Mesmo porque um presidente de Conselho pode ter obrigações legais a responder
no futuro. Não se trata de pré-julgar Meirelles nem imaginar coisas que não
foram sequer insinuadas. A escola que leva a condenar sem respeito pela
presunção da inocência não é a minha e só leva a reforçar um estado de exceção.
Só
acho que não dá para esconder um personagem dessa estatura e achar ninguém vai
perceber. Não é jornalismo.
Também
é fácil reconhecer que o silêncio sobre Meirelles atendeu a um propósito
político.
Empenhadas
num projeto de retirar Temer do Planalto, as Organizações Globo têm outro
plano para o Ministro da Fazenda e a equipe econômica. Querem que seja mantido
no cargo de qualquer maneira, para garantir a continuidade das reformas. Nos
primeiros momentos da crise, o próprio Meirelles já se ofereceu, pelos
jornais, para permanecer no posto caso o presidente venha a ser afastado.
Desse ponto de vista, o silêncio sobre seu papel — antes e depois — é providencial.
Essa
postura seletiva, agora no sentido inverso, explica o esforço para minimizar as
afirmações de Joesley sobre Lula, que compõem um depoimento obrigatório para
quem responde a tantos inquéritos na Lava Jato.
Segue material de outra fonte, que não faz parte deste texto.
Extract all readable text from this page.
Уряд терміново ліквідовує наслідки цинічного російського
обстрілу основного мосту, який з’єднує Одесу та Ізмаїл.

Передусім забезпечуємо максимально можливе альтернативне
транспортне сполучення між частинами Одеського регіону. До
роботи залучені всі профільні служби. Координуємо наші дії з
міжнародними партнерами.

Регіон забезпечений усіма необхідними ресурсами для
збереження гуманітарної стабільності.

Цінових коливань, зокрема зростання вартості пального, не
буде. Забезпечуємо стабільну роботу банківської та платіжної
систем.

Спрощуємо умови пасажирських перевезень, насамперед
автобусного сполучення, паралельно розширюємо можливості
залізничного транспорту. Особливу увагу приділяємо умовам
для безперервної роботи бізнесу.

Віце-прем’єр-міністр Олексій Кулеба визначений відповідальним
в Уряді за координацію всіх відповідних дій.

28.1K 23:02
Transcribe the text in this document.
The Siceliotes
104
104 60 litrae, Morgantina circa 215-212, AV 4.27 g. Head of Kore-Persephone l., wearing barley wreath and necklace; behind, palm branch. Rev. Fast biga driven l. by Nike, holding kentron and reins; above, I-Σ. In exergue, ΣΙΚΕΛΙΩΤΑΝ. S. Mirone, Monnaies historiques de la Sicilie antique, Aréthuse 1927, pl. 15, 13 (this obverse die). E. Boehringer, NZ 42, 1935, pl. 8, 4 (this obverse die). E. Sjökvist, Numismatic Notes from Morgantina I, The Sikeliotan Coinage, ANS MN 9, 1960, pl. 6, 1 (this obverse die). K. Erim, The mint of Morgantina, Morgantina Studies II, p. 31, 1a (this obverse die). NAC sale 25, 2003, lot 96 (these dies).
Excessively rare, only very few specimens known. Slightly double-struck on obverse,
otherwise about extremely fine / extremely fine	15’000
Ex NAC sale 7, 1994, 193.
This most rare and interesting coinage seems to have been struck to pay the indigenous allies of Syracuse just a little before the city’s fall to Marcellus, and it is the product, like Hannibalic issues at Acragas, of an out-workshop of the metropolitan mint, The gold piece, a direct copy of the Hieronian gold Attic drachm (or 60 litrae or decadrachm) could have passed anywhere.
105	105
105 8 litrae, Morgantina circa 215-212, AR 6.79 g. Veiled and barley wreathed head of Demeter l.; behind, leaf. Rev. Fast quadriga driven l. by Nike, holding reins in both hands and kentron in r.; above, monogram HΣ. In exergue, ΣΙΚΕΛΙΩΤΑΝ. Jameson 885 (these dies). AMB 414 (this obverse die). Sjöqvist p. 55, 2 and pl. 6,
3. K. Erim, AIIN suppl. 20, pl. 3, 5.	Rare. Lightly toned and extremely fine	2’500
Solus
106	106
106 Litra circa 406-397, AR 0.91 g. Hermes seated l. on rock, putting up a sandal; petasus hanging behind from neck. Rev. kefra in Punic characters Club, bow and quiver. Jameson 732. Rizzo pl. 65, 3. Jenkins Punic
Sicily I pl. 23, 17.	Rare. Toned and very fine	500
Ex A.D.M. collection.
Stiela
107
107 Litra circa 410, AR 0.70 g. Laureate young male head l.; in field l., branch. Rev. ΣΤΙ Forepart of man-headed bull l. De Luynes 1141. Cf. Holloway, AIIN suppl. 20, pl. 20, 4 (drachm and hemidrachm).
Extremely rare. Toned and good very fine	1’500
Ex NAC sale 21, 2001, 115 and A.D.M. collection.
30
Numa cobertura séria, que
envolve candidato a presidente que está em primeiro lugar nas pesquisas
enfrenta uma caçada judicial de anos, era uma novidade e tanto.
“Nunca
tive uma conversa não republicana com o Lula,” diz o empresário conta-tudo.
“Não estou protegendo ninguém,” acrescentou.
Referindo-se
às insinuações frequentes de que um dos filhos do presidente era sócio
oculto da Fri-Boi, a mais conhecida empresa do grupo, Joesley deixa claro que
se trata de uma mentira.
Em
vez de dar o destaque ao testemunho pessoal, Época e a TV Globo deram
prioridade a uma afirmação que Joelsey não sustentou com fatos. O
carnaval foi feito em torno da frase de que “Lula e PT institucionalizaram a
corrupção.”
Basta
ler os diários de Fernando Henrique Cardoso no Planalto para encontrar provas
de que o troféu originalidade está em disputa. Nem vamos lembrar de Fernando
Collor de Mello, o protegido da Globo nos dois turnos de 1989.
No
volume 2 de seus diários, FHC relata que acabou cedendo a pressão de
integrantes da “quadrilha mais perigosa” e assim, explicitamente, após
muita pressão de Temer-Geddel-Padilha, acabou nomeando o último para o
Ministério dos Transportes — decisão que ele mesmo sabia ser questionável.
Então
deu para entender. Estamos combinados.
A
estratégia do jogo: destruir Temer, proteger Meirelles, atacar Lula.